I know that a minority of plants are fully dioecious, with adult plants producing either only male or only female flowers. When is this sexual differentiation determined? Is the seed of such a plant already male or female? Is it a simple genetic difference?
The short answer is that in dioecious plants the sex of an individual plant is determined by its chromosomes.
Several familiar crop plants are dioecious: asparagus, kiwi, hop, papaya, spinach and yam. The evidence indicates that dioecy has evolved independently in different plant families. I refer you to
Matsunuga & Kawano (2001) Sex determination by sex chromosomes in dioecius plants. Plant Biol 3: 481-488.
I have summarised below some of the introductory information in this review.
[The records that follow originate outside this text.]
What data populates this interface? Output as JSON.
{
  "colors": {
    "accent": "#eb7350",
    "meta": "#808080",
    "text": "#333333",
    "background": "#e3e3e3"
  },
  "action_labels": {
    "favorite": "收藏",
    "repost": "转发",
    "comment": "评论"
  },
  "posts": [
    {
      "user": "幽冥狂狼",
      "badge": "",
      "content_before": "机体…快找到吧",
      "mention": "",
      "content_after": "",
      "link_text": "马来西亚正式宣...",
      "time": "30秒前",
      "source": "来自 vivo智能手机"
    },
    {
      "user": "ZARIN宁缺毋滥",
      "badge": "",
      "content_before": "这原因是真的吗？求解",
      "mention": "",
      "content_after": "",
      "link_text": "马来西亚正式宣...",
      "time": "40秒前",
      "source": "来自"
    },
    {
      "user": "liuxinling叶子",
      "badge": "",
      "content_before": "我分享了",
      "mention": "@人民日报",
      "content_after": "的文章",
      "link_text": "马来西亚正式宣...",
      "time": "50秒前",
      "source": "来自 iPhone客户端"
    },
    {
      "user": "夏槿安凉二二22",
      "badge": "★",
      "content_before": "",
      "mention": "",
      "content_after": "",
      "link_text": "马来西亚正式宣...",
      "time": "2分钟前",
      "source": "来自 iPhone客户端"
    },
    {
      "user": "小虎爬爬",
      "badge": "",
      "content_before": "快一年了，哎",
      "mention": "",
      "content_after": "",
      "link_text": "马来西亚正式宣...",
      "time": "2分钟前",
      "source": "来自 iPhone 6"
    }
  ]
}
First some background for context: In mammals there is an XY system in which maleness is determined by an active Y chromosome i.e. the Y chromosome carries male sex determination gene(s). Males are said to be heterogametic. In Drosophila there is also an XY system, with heterogametic males, but in this case what determines sex is the ratio of X chromosomes to autosomes. This ratio exerts its effects through the Sxl gene. In this system the Y chromosome does not carry male-determining genes.
In flowering plants, in dioecious species, the usual situation is that males are heterogametic. However, there is variability in the underlying mechanism of sex determination. So for example in hop (Humulus lupulus) there is a pair of sex chromosomes that can be distinguished by their appearance. However there is no active male determination but rather the X to autosomal ratio determines sex (as in Drosophila). Conversely, in asparagus (Asparagus officinalis), sex is determined by a pair of chromosomes designated pair 5. The two chromosomes are morphologically indistinguishable but genetic evidence indicates that there is active sex determination in this species - one member of pair 5 acts like the mammalian Y chromosome.